Now at long last there is movement and Prime Minister Christie is euphoric – the 2017 election is approaching and he needed to at least get Baha Mar’s doors open and Bahamians hired before then.
Although pleased that at last there is movement, few agreed with Mr Christie who described the outcome as “one of the most brilliant set of negotiations ever done in advancing the cause of the Bahamas”.
However, most would agree with FNM deputy leader KP Turnquest, who told Tribune Business that the prime minister has “put the Bahamas through a traumatic period that was unnecessary, and caused almost irreparable damage to this jurisdiction’s reputation as a safe investment destination.”

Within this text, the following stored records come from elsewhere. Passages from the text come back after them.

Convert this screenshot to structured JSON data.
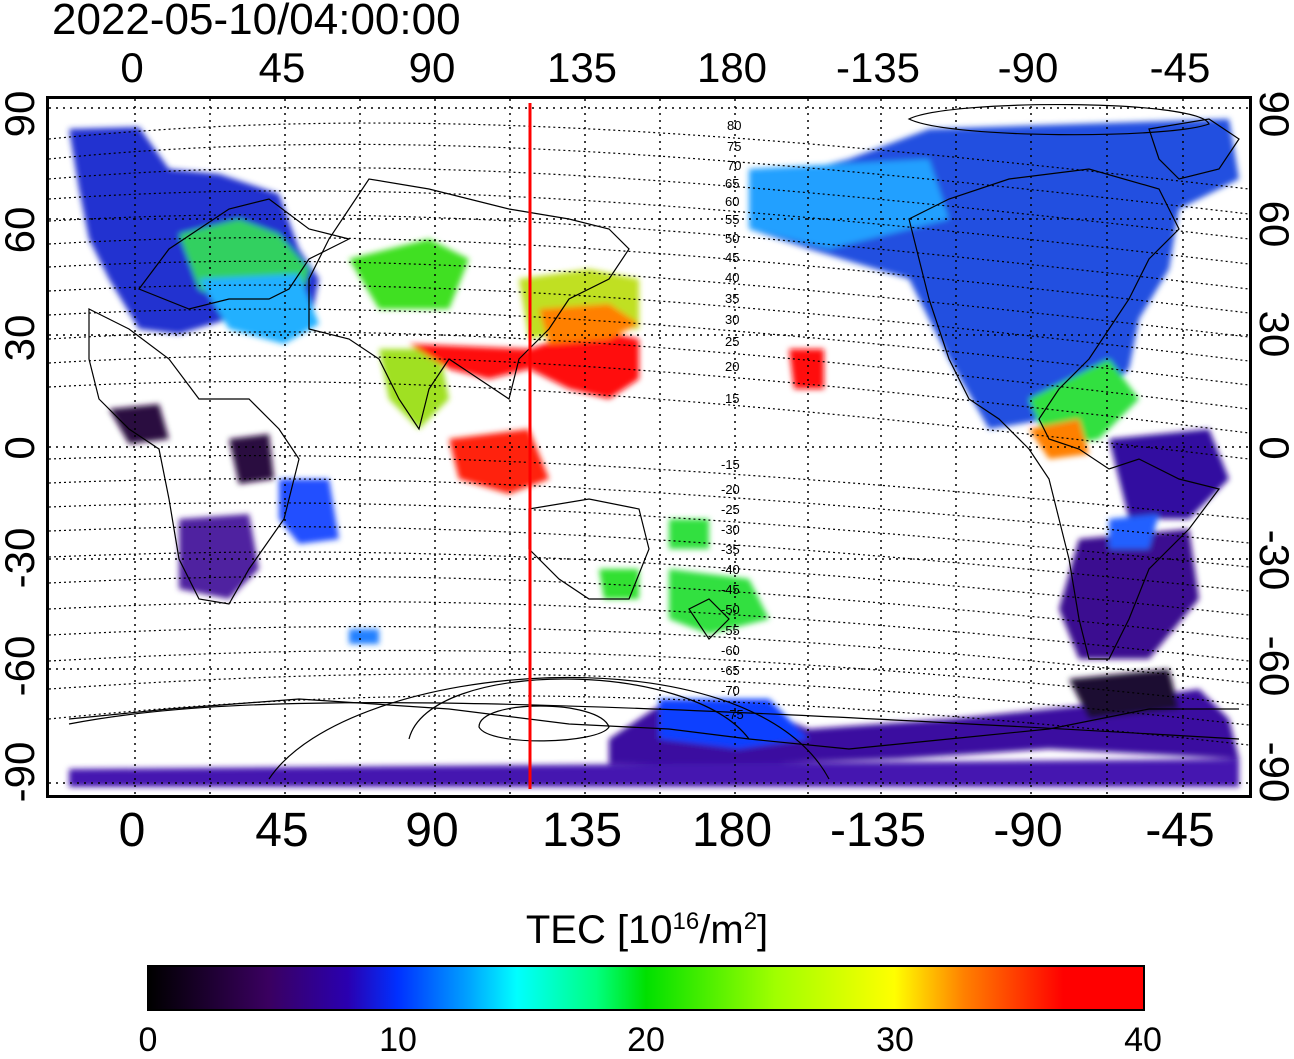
{
  "title": "2022-05-10/04:00:00",
  "map": {
    "top_lon_labels": [
      "0",
      "45",
      "90",
      "135",
      "180",
      "-135",
      "-90",
      "-45"
    ],
    "bottom_lon_labels": [
      "0",
      "45",
      "90",
      "135",
      "180",
      "-135",
      "-90",
      "-45"
    ],
    "left_lat_labels": [
      "90",
      "60",
      "30",
      "0",
      "-30",
      "-60",
      "-90"
    ],
    "right_lat_labels": [
      "90",
      "60",
      "30",
      "0",
      "-30",
      "-60",
      "-90"
    ],
    "north_contour_labels": [
      "80",
      "75",
      "70",
      "65",
      "60",
      "55",
      "50",
      "45",
      "40",
      "35",
      "30",
      "25",
      "20",
      "15"
    ],
    "south_contour_labels": [
      "-15",
      "-20",
      "-25",
      "-30",
      "-35",
      "-40",
      "-45",
      "-50",
      "-55",
      "-60",
      "-65",
      "-70",
      "-75"
    ],
    "meridian_line_color": "#ff0000",
    "grid": true
  },
  "colorbar": {
    "title_prefix": "TEC  [10",
    "title_exp1": "16",
    "title_mid": "/m",
    "title_exp2": "2",
    "title_suffix": "]",
    "ticks": [
      "0",
      "10",
      "20",
      "30",
      "40"
    ],
    "range": [
      0,
      40
    ]
  }
}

If Mr Christie and his government had taken a hands off approach in the summer of 2015 and let the Chinese and Mr Izmirlian argue their positions in Delaware, many believe that Baha Mar would have been open and flourishing by now. Bahamians would have been employed, tourists would be filling the resort and Standard and Poor would not have found it necessary to look at our worsening economic position and write the Bahamas off as “junk.”
Bahamians are now complaining that Baha Mar will be exempted from paying VAT. We agree with contractor Stephen Wrinkle who told Tribune Business that it was normal for such tax breaks. However, as Mr Wrinkle pointed out that in the case of Baha Mar, the benefits - Bahamian employment and greater GDP growth - “outweighed” any revenue foregone.
Mr Wrinkle also observed that the Bahamas was now in a position where Baha Mar had to be completed and opened at almost any price, and that China had to be incentivised to finance this to prevent a $3.5 billion “white elephant” emerging at Cable Beach.
He added that having “hitched their wagon to the Chinese pony” in opposing Baha Mar’s original developer, Sarkis Izmirlian, the Government now had little choice but to bow to Beijing’s demands.
When one calculates the losses over an almost three year period while this white elephant at the western end of New Providence remained closed, Bahamians indeed have to decide whether the heavy price they were forced to pay for their “sovereignty” was worth it.